Francisco describe y señala las bases para asentar un mundo, una sociedad en la que pueda perdurar ese sentido de fraternidad universal: “la vida subsiste donde hay vínculo, comunión, fraternidad; y es una vida más fuerte que la muerte cuando se construye sobre relaciones verdaderas y lazos de fidelidad. Por el contrario, no hay vida cuando pretendemos pertenecer sólo a nosotros mismos y vivir como islas: en estas actitudes prevalece la muerte”.
Y es que cerrarnos a lo particular, a nuestra identidad individual, como una tendencia nociva para nuestra sociedad o cualquier actividad desarrollada en su seno, comienza a ser una idea compartida ya por muchos.
Guillermo Fatás en un reciente artículo contraponía, a propósito de la vida política en España, idiotas (idios: privado, lo particular, uno mismo) con koinotas (Koinós: lo común, la casa), es decir aquellos políticos que imponen al partido una visión particular, limitada a sus intereses propios, o los que trabajan desde una visión de lo común para el bien de todos. Lamentablemente terminaba el artículo constatando que los de visión koinota ni están, ni se les espera.

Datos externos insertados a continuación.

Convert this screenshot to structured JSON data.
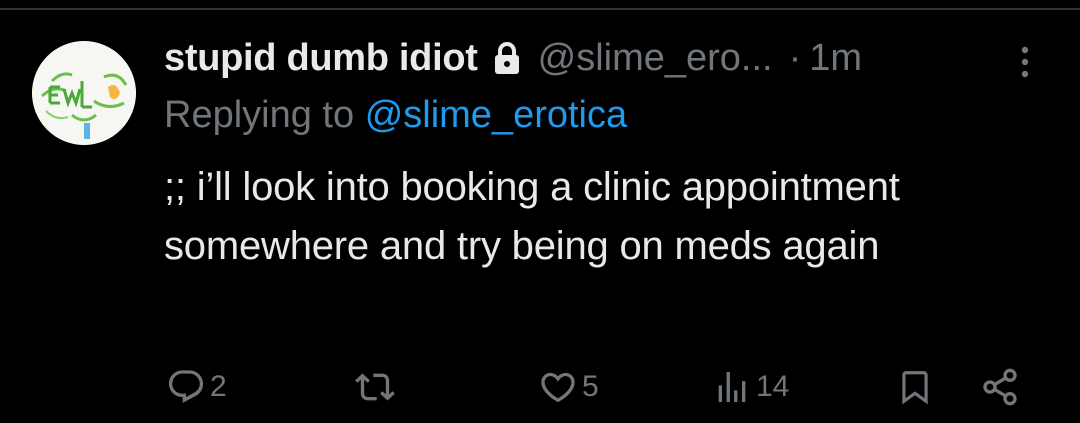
{
  "tweet": {
    "display_name": "stupid dumb idiot",
    "handle": "@slime_ero...",
    "separator": "·",
    "time": "1m",
    "replying_prefix": "Replying to",
    "replying_to": "@slime_erotica",
    "text": ";; i’ll look into booking a clinic appointment somewhere and try being on meds again"
  },
  "actions": {
    "reply_count": "2",
    "like_count": "5",
    "views_count": "14"
  },
  "colors": {
    "background": "#000000",
    "primary_text": "#e7e9ea",
    "secondary_text": "#71767b",
    "link": "#1d9bf0"
  },
  "icons": {
    "lock": "lock-icon",
    "more": "more-vertical-icon",
    "reply": "reply-icon",
    "retweet": "retweet-icon",
    "like": "heart-icon",
    "views": "views-icon",
    "bookmark": "bookmark-icon",
    "share": "share-icon"
  }
}
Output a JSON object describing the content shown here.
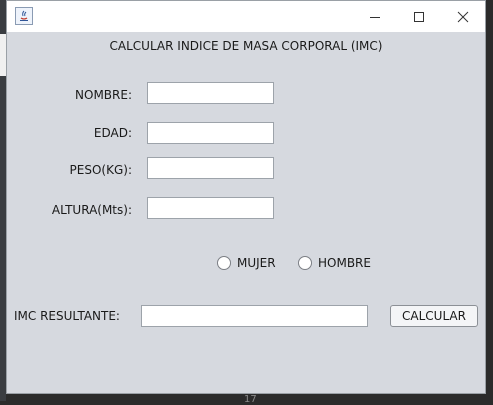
{
  "window": {
    "title": "",
    "heading": "CALCULAR INDICE DE MASA CORPORAL (IMC)"
  },
  "form": {
    "nombre_label": "NOMBRE:",
    "nombre_value": "",
    "edad_label": "EDAD:",
    "edad_value": "",
    "peso_label": "PESO(KG):",
    "peso_value": "",
    "altura_label": "ALTURA(Mts):",
    "altura_value": "",
    "sex_options": [
      "MUJER",
      "HOMBRE"
    ],
    "imc_label": "IMC RESULTANTE:",
    "imc_value": "",
    "calcular_label": "CALCULAR"
  },
  "background": {
    "line_number": "17"
  },
  "colors": {
    "window_bg": "#d6d9df",
    "titlebar_bg": "#ffffff",
    "ide_bg": "#2b2b2b"
  }
}
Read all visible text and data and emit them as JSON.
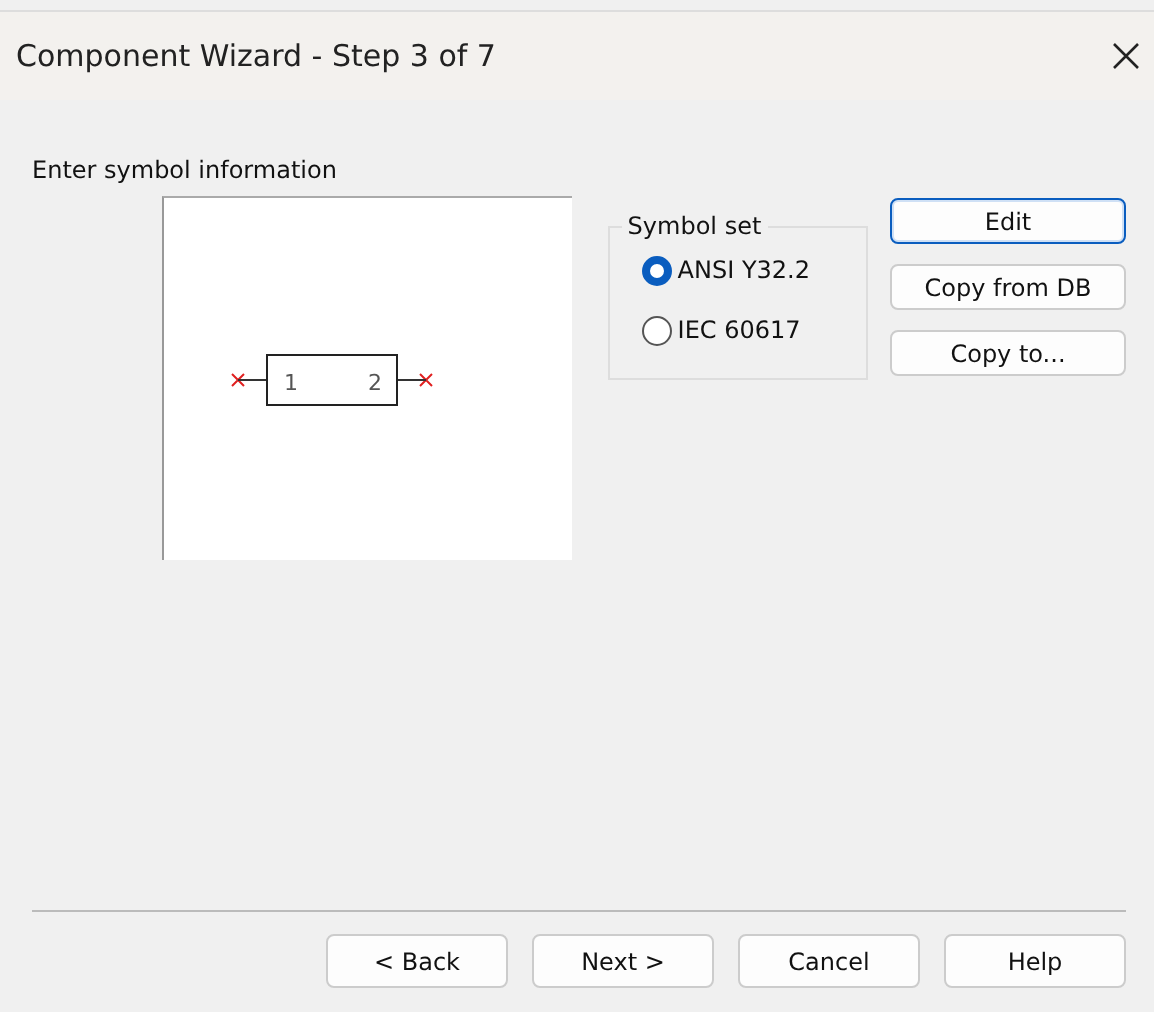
{
  "window": {
    "title": "Component Wizard - Step 3 of 7"
  },
  "prompt": "Enter symbol information",
  "symbol": {
    "pins": [
      "1",
      "2"
    ]
  },
  "symbol_set": {
    "label": "Symbol set",
    "options": [
      {
        "label": "ANSI Y32.2",
        "selected": true
      },
      {
        "label": "IEC 60617",
        "selected": false
      }
    ]
  },
  "side_buttons": [
    {
      "label": "Edit",
      "default": true
    },
    {
      "label": "Copy from DB",
      "default": false
    },
    {
      "label": "Copy to...",
      "default": false
    }
  ],
  "buttons": [
    "< Back",
    "Next >",
    "Cancel",
    "Help"
  ]
}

Si aplicamos esta dicotomía a cualquier faceta de la vida también nos podemos encontrar con aquellos que buscan únicamente su propio interés desde lo particular en una esfera individualista, (idios), y aquellos otros que trabajan por el bien común, conscientes de que vivimos todos bajo un mismo techo, la casa común, (koinós).

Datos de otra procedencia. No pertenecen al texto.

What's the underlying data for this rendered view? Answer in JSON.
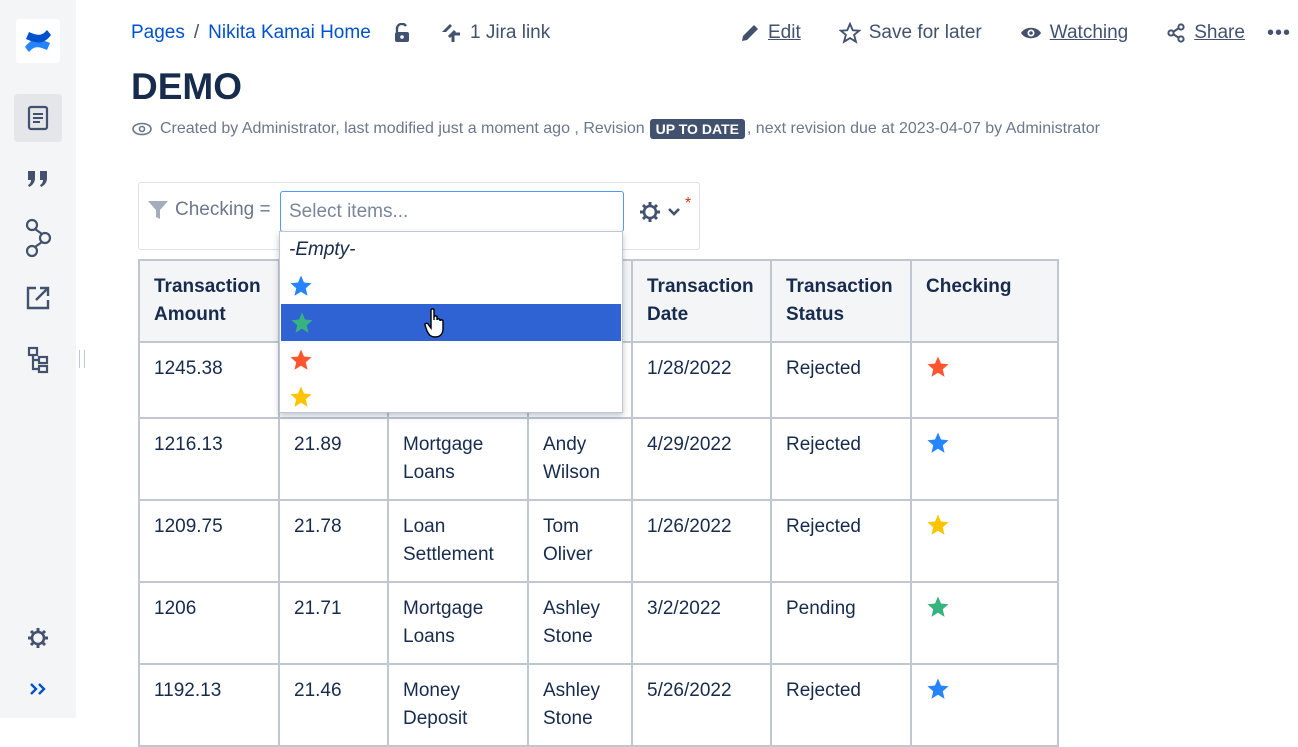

El Papa Francisco propone un instrumento para fomentar el bien común y revertir el individualismo en nuestra sociedad y en la esfera política, la caridad política: “Reconocer a cada ser humano como un hermano o una hermana y buscar una amistad social que integre a todos no son meras utopías. Exigen la decisión y la capacidad para encontrar los caminos eficaces que las hagan realmente posibles. Cualquier empeño en esta línea se convierte en un ejercicio supremo de la caridad. Porque un individuo puede ayudar a una persona necesitada, pero cuando se une a otros para generar procesos sociales de fraternidad y de justicia para todos, entra en «el campo de la más amplia caridad, la caridad política». Se trata de avanzar hacia un orden social y político cuya alma sea la caridad social. Una vez más convoco a rehabilitar la política, que «es una altísima vocación, es una de las formas más preciosas de la caridad, porque busca el bien común»”. Fratelli Tutti, 180.
Pongámonos entonces a colaborar desde lo común y a trabajar para fortalecer los vínculos, con la esperanza de que la idiotez (relativa a idios) acabe arrinconada, ante la evidencia de que no existe otro camino que la “fraternidad y la amistad social”.